None of this stuff should be a religion. You don’t have to do something every day. Frontier’s Trafford-Walker believes some firms have responded to DAA from a business imperative perspective, but says the renewed focus on asset allocation is a welcome development. “When you’re a money manager or implemented consultant and your funds under management have gone down 20 per cent, your revenue has also gone down by 20 per cent, so you do need new sources of revenue and this looks like an easy thing to do,” she says. “But we would say: it’s just not that easy and from a client’s perspective they want to be certain the people they choose to do this for them have the right credentials. Getting your asset allocation right is one of the most important things a trustee group can do and it seems to me that more money spent on that versus picking managers and paying managers [is] a pretty good deal.” Russell Investments is one of a number of firms to recently launch a medium-term asset allocation strategy; however, investment strategist Andrew Pease says the team’s been working on the Enhanced Asset Allocation (EAA) service for the last decade.

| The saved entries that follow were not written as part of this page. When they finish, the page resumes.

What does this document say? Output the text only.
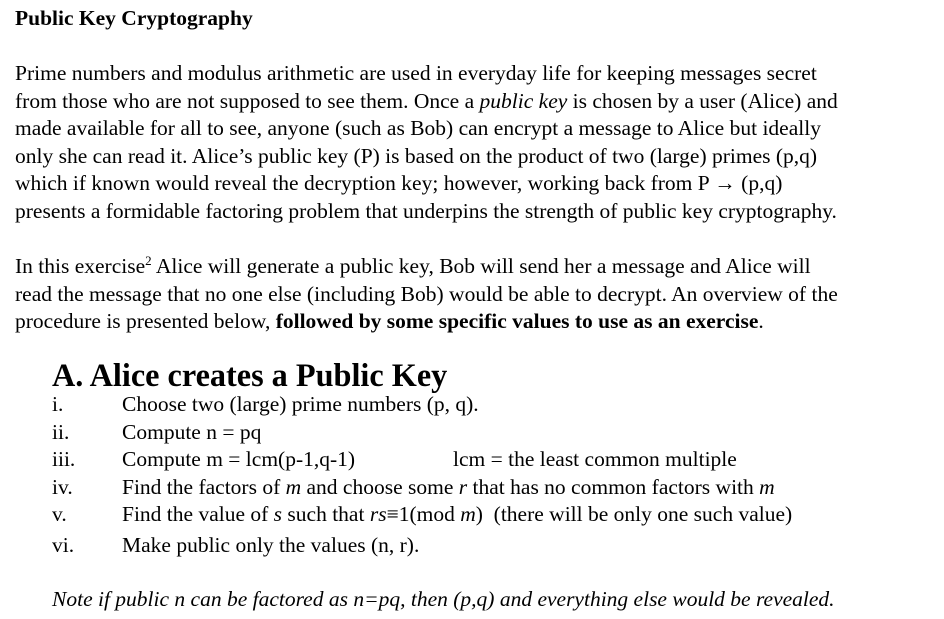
Public Key Cryptography

Prime numbers and modulus arithmetic are used in everyday life for keeping messages secret
from those who are not supposed to see them. Once a public key is chosen by a user (Alice) and
made available for all to see, anyone (such as Bob) can encrypt a message to Alice but ideally
only she can read it. Alice’s public key (P) is based on the product of two (large) primes (p,q)
which if known would reveal the decryption key; however, working back from P → (p,q)
presents a formidable factoring problem that underpins the strength of public key cryptography.

In this exercise$^2$ Alice will generate a public key, Bob will send her a message and Alice will
read the message that no one else (including Bob) would be able to decrypt. An overview of the
procedure is presented below, followed by some specific values to use as an exercise.

A. Alice creates a Public Key
i.	Choose two (large) prime numbers (p, q).
ii.	Compute n = pq
iii.	Compute m = lcm(p-1,q-1)	lcm = the least common multiple
iv.	Find the factors of m and choose some r that has no common factors with m
v.	Find the value of s such that rs≡1(mod m)  (there will be only one such value)
vi.	Make public only the values (n, r).

Note if public n can be factored as n=pq, then (p,q) and everything else would be revealed.
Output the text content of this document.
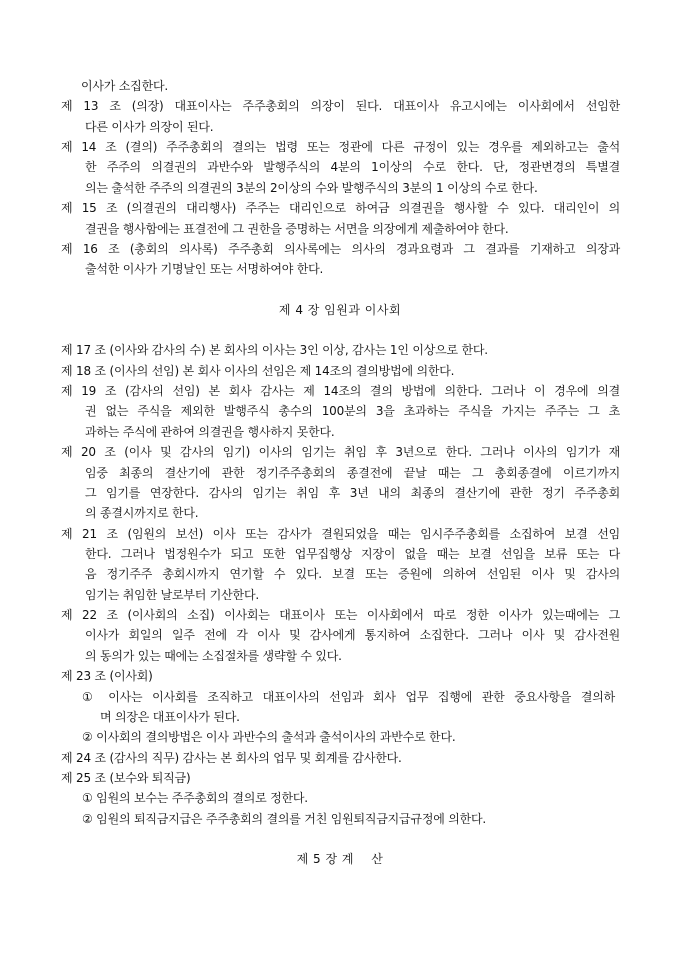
이사가 소집한다.
제 13 조 (의장) 대표이사는 주주총회의 의장이 된다. 대표이사 유고시에는 이사회에서 선임한
다른 이사가 의장이 된다.
제 14 조 (결의) 주주총회의 결의는 법령 또는 정관에 다른 규정이 있는 경우를 제외하고는 출석
한 주주의 의결권의 과반수와 발행주식의 4분의 1이상의 수로 한다. 단, 정관변경의 특별결
의는 출석한 주주의 의결권의 3분의 2이상의 수와 발행주식의 3분의 1 이상의 수로 한다.
제 15 조 (의결권의 대리행사) 주주는 대리인으로 하여금 의결권을 행사할 수 있다. 대리인이 의
결권을 행사함에는 표결전에 그 권한을 증명하는 서면을 의장에게 제출하여야 한다.
제 16 조 (총회의 의사록) 주주총회 의사록에는 의사의 경과요령과 그 결과를 기재하고 의장과
출석한 이사가 기명날인 또는 서명하여야 한다.
제 4 장 임원과 이사회
제 17 조 (이사와 감사의 수) 본 회사의 이사는 3인 이상, 감사는 1인 이상으로 한다.
제 18 조 (이사의 선임) 본 회사 이사의 선임은 제 14조의 결의방법에 의한다.
제 19 조 (감사의 선임) 본 회사 감사는 제 14조의 결의 방법에 의한다. 그러나 이 경우에 의결
권 없는 주식을 제외한 발행주식 총수의 100분의 3을 초과하는 주식을 가지는 주주는 그 초
과하는 주식에 관하여 의결권을 행사하지 못한다.
제 20 조 (이사 및 감사의 임기) 이사의 임기는 취임 후 3년으로 한다. 그러나 이사의 임기가 재
임중 최종의 결산기에 관한 정기주주총회의 종결전에 끝날 때는 그 총회종결에 이르기까지
그 임기를 연장한다. 감사의 임기는 취임 후 3년 내의 최종의 결산기에 관한 정기 주주총회
의 종결시까지로 한다.
제 21 조 (임원의 보선) 이사 또는 감사가 결원되었을 때는 임시주주총회를 소집하여 보결 선임
한다. 그러나 법정원수가 되고 또한 업무집행상 지장이 없을 때는 보결 선임을 보류 또는 다
음 정기주주 총회시까지 연기할 수 있다. 보결 또는 증원에 의하여 선임된 이사 및 감사의
임기는 취임한 날로부터 기산한다.
제 22 조 (이사회의 소집) 이사회는 대표이사 또는 이사회에서 따로 정한 이사가 있는때에는 그
이사가 회일의 일주 전에 각 이사 및 감사에게 통지하여 소집한다. 그러나 이사 및 감사전원
의 동의가 있는 때에는 소집절차를 생략할 수 있다.
제 23 조 (이사회)
① 이사는 이사회를 조직하고 대표이사의 선임과 회사 업무 집행에 관한 중요사항을 결의하
며 의장은 대표이사가 된다.
② 이사회의 결의방법은 이사 과반수의 출석과 출석이사의 과반수로 한다.
제 24 조 (감사의 직무) 감사는 본 회사의 업무 및 회계를 감사한다.
제 25 조 (보수와 퇴직금)
① 임원의 보수는 주주총회의 결의로 정한다.
② 임원의 퇴직금지급은 주주총회의 결의를 거친 임원퇴직금지급규정에 의한다.
제 5 장 계    산
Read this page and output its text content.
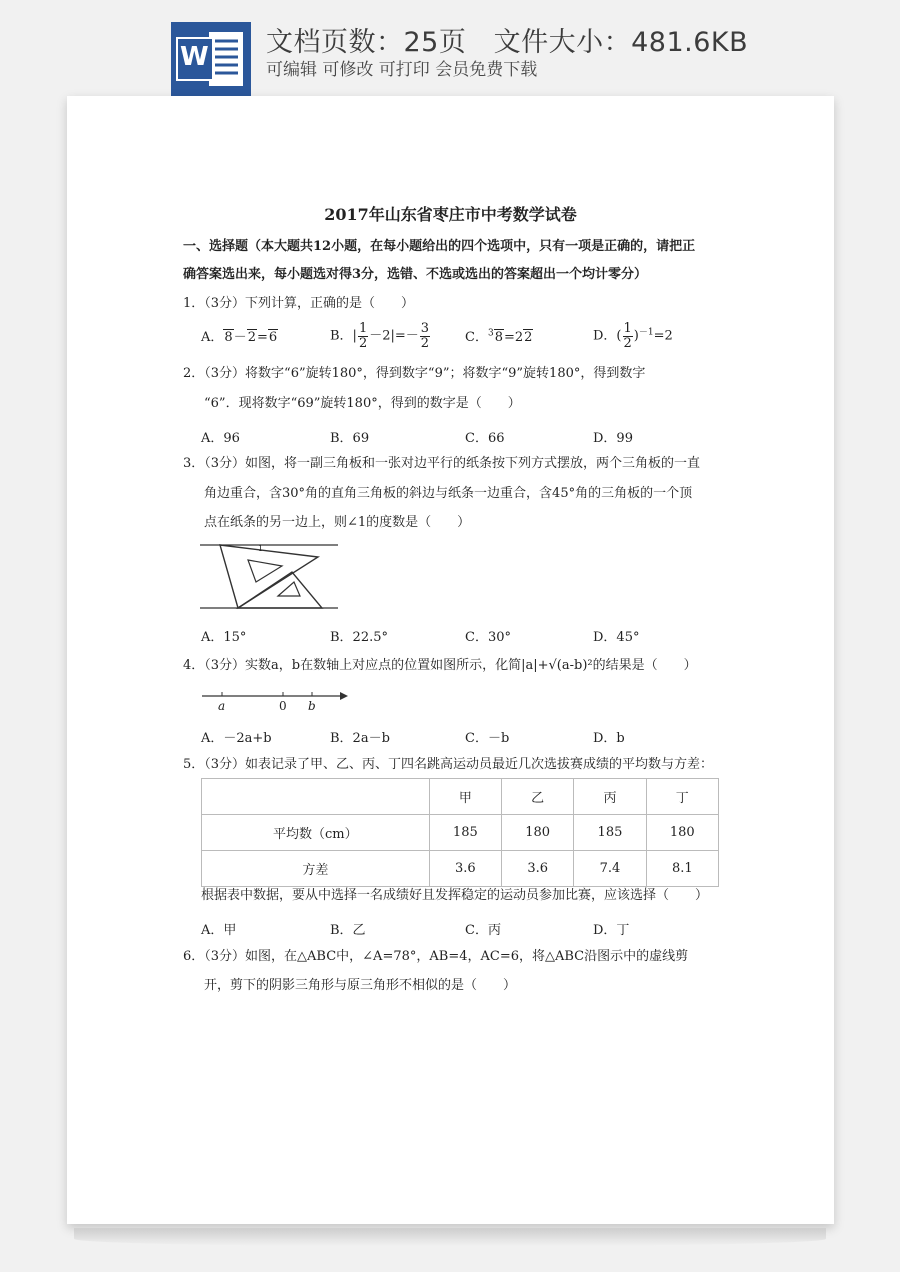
W 文档页数：25页   文件大小：481.6KB
可编辑 可修改 可打印 会员免费下载
2017年山东省枣庄市中考数学试卷
一、选择题（本大题共12小题，在每小题给出的四个选项中，只有一项是正确的，请把正
确答案选出来，每小题选对得3分，选错、不选或选出的答案超出一个均计零分）
1．（3分）下列计算，正确的是（　　）
A．8－2=6	B．| $\frac{1}{2} -2|=- \frac{3}{2}$	C．$^3$8=22	D．( $\frac{1}{2} )^{-1}=2$
2．（3分）将数字“6”旋转180°，得到数字“9”；将数字“9”旋转180°，得到数字
“6”．现将数字“69”旋转180°，得到的数字是（　　）
A．96	B．69	C．66	D．99
3．（3分）如图，将一副三角板和一张对边平行的纸条按下列方式摆放，两个三角板的一直
角边重合，含30°角的直角三角板的斜边与纸条一边重合，含45°角的三角板的一个顶
点在纸条的另一边上，则∠1的度数是（　　）
1
A．15°	B．22.5°	C．30°	D．45°
4．（3分）实数a，b在数轴上对应点的位置如图所示，化简|a|+√(a-b)²的结果是（　　）
a	0 b
A．－2a+b	B．2a－b	C．－b	D．b
5．（3分）如表记录了甲、乙、丙、丁四名跳高运动员最近几次选拔赛成绩的平均数与方差：
	甲	乙	丙	丁
平均数（cm）	185	180	185	180
方差	3.6	3.6	7.4	8.1
根据表中数据，要从中选择一名成绩好且发挥稳定的运动员参加比赛，应该选择（　　）
A．甲	B．乙	C．丙	D．丁
6．（3分）如图，在△ABC中，∠A=78°，AB=4，AC=6，将△ABC沿图示中的虚线剪
开，剪下的阴影三角形与原三角形不相似的是（　　）
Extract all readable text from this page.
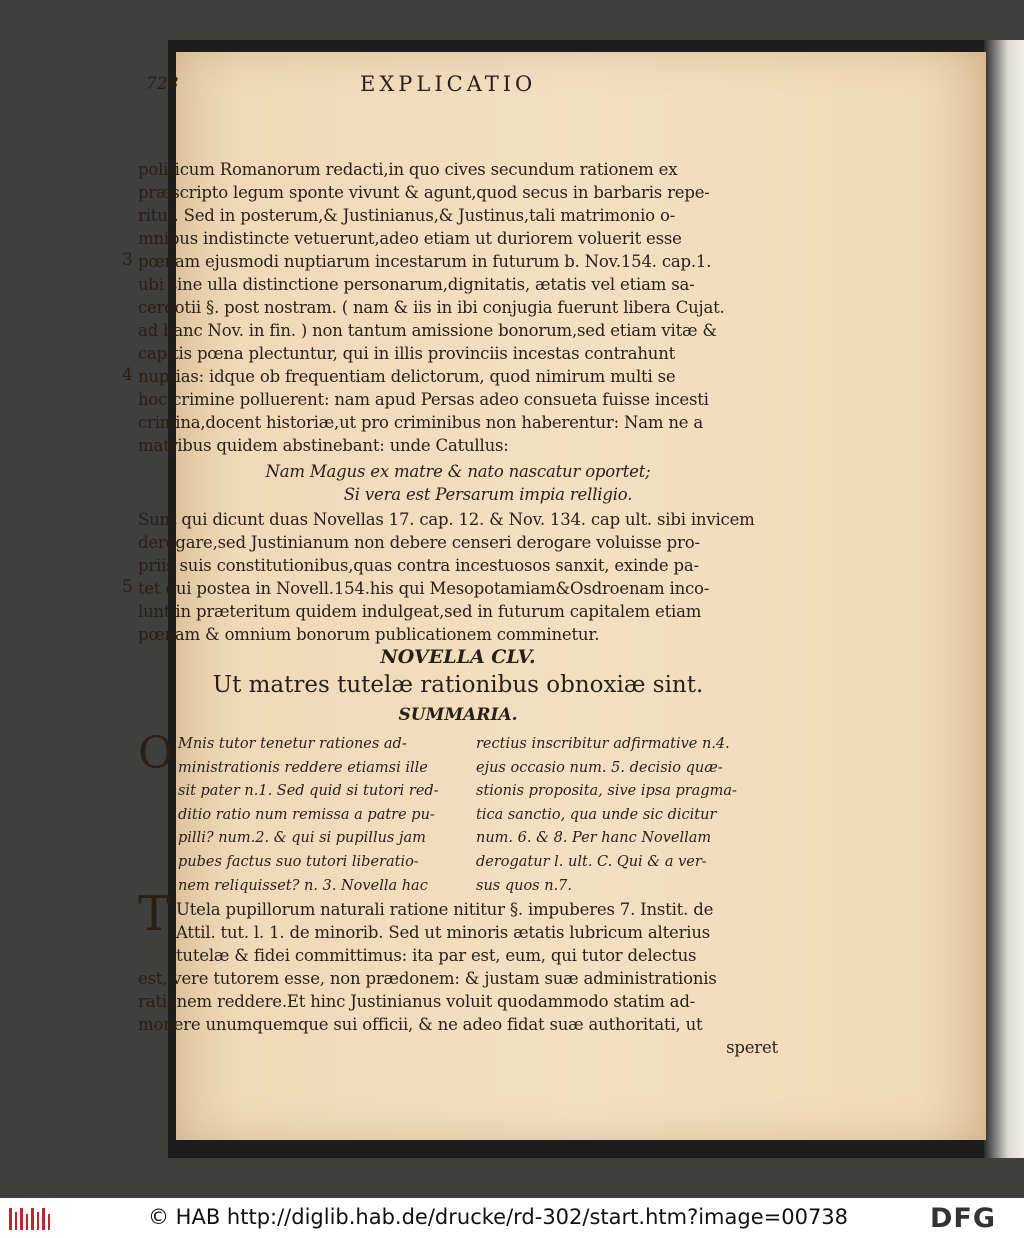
728	EXPLICATIO
politicum Romanorum redacti,in quo cives secundum rationem ex
præscripto legum sponte vivunt & agunt,quod secus in barbaris repe-
ritur. Sed in posterum,& Justinianus,& Justinus,tali matrimonio o-
mnibus indistincte vetuerunt,adeo etiam ut duriorem voluerit esse
pœnam ejusmodi nuptiarum incestarum in futurum b. Nov.154. cap.1.
ubi sine ulla distinctione personarum,dignitatis, ætatis vel etiam sa-
cerdotii §. post nostram. ( nam & iis in ibi conjugia fuerunt libera Cujat.
ad banc Nov. in fin. ) non tantum amissione bonorum,sed etiam vitæ &
capitis pœna plectuntur, qui in illis provinciis incestas contrahunt
nuptias: idque ob frequentiam delictorum, quod nimirum multi se
hoc crimine polluerent: nam apud Persas adeo consueta fuisse incesti
crimina,docent historiæ,ut pro criminibus non haberentur: Nam ne a
matribus quidem abstinebant: unde Catullus:
Nam Magus ex matre & nato nascatur oportet;
Si vera est Persarum impia relligio.
Sunt qui dicunt duas Novellas 17. cap. 12. & Nov. 134. cap ult. sibi invicem
derogare,sed Justinianum non debere censeri derogare voluisse pro-
priis suis constitutionibus,quas contra incestuosos sanxit, exinde pa-
tet qui postea in Novell.154.his qui Mesopotamiam&Osdroenam inco-
3
4
5
NOVELLA CLV.
Ut matres tutelæ rationibus obnoxiæ sint.
SUMMARIA.
O Mnis tutor tenetur rationes ad-
ministrationis reddere etiamsi ille
sit pater n.1. Sed quid si tutori red-
ditio ratio num remissa a patre pu-
pilli? num.2. & qui si pupillus jam
pubes factus suo tutori liberatio-
nem reliquisset? n. 3. Novella hac
rectius inscribitur adfirmative n.4.
ejus occasio num. 5. decisio quæ-
stionis proposita, sive ipsa pragma-
tica sanctio, qua unde sic dicitur
num. 6. & 8. Per hanc Novellam
derogatur l. ult. C. Qui & a ver-
sus quos n.7.
T Utela pupillorum naturali ratione nititur §. impuberes 7. Instit. de
Attil. tut. l. 1. de minorib. Sed ut minoris ætatis lubricum alterius
tutelæ & fidei committimus: ita par est, eum, qui tutor delectus
est, vere tutorem esse, non prædonem: & justam suæ administrationis
rationem reddere.Et hinc Justinianus voluit quodammodo statim ad-
monere unumquemque sui officii, & ne adeo fidat suæ authoritati, ut
speret
lunt,in præteritum quidem indulgeat,sed in futurum capitalem etiam
pœnam & omnium bonorum publicationem comminetur.
© HAB http://diglib.hab.de/drucke/rd-302/start.htm?image=00738	DFG
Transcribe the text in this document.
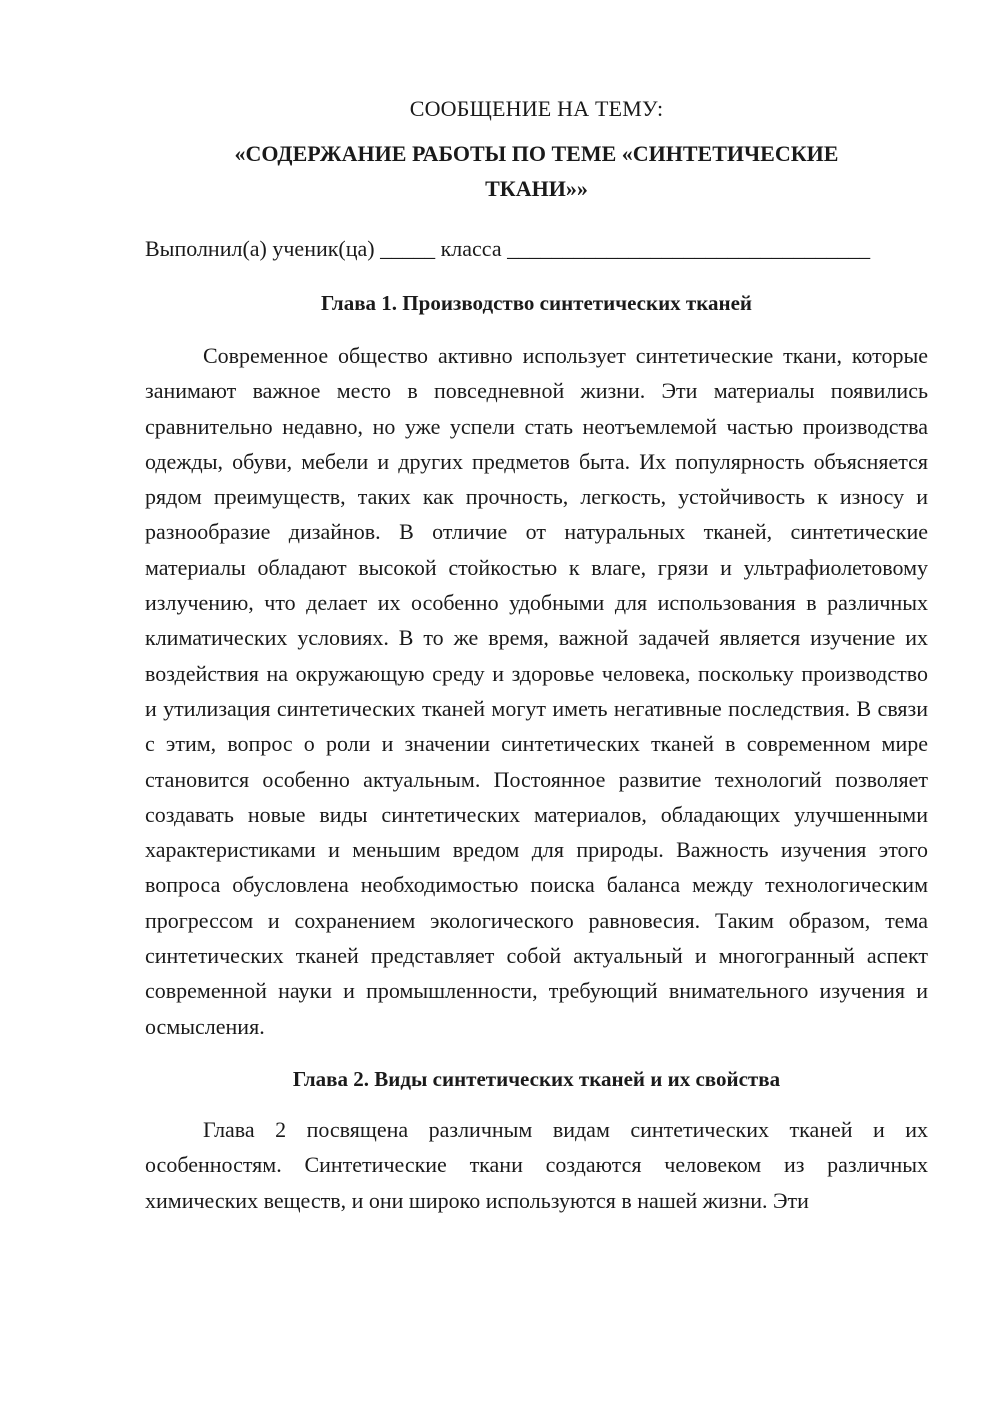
СООБЩЕНИЕ НА ТЕМУ:

«СОДЕРЖАНИЕ РАБОТЫ ПО ТЕМЕ «СИНТЕТИЧЕСКИЕ ТКАНИ»»

Выполнил(а) ученик(ца) _____ класса _________________________________

Глава 1. Производство синтетических тканей

Современное общество активно использует синтетические ткани, которые занимают важное место в повседневной жизни. Эти материалы появились сравнительно недавно, но уже успели стать неотъемлемой частью производства одежды, обуви, мебели и других предметов быта. Их популярность объясняется рядом преимуществ, таких как прочность, легкость, устойчивость к износу и разнообразие дизайнов. В отличие от натуральных тканей, синтетические материалы обладают высокой стойкостью к влаге, грязи и ультрафиолетовому излучению, что делает их особенно удобными для использования в различных климатических условиях. В то же время, важной задачей является изучение их воздействия на окружающую среду и здоровье человека, поскольку производство и утилизация синтетических тканей могут иметь негативные последствия. В связи с этим, вопрос о роли и значении синтетических тканей в современном мире становится особенно актуальным. Постоянное развитие технологий позволяет создавать новые виды синтетических материалов, обладающих улучшенными характеристиками и меньшим вредом для природы. Важность изучения этого вопроса обусловлена необходимостью поиска баланса между технологическим прогрессом и сохранением экологического равновесия. Таким образом, тема синтетических тканей представляет собой актуальный и многогранный аспект современной науки и промышленности, требующий внимательного изучения и осмысления.

Глава 2. Виды синтетических тканей и их свойства

Глава 2 посвящена различным видам синтетических тканей и их особенностям. Синтетические ткани создаются человеком из различных химических веществ, и они широко используются в нашей жизни. Эти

Bringing together the “strategic tilting” process Russell applies across its diversified funds, and the ‘informed rebalancing’ service it has been providing to US institutional clients, EAA provides a disciplined approach for investors to respond to unsustainable market movements. “This shouldn’t be seen as a reaction to [the GFC],” Pease says. “We’ve been working on this since early 2006, when I joined Russell, and the team’s been working on it for the last decade.” Any fund embarking on a DAA path must be clear about their adviser’s philosophy on market timing and their process and decision-making framework for doing it, Pease says. “It’s not about picking the adviser with the most sophisticated valuation model,” he says. “The most important thing is understanding the underlying discipline.” Trafford-Walker says there’s a huge opportunity for consultants to make a big difference to member portfolios if they can get DAA right, but it’s not an easy skill.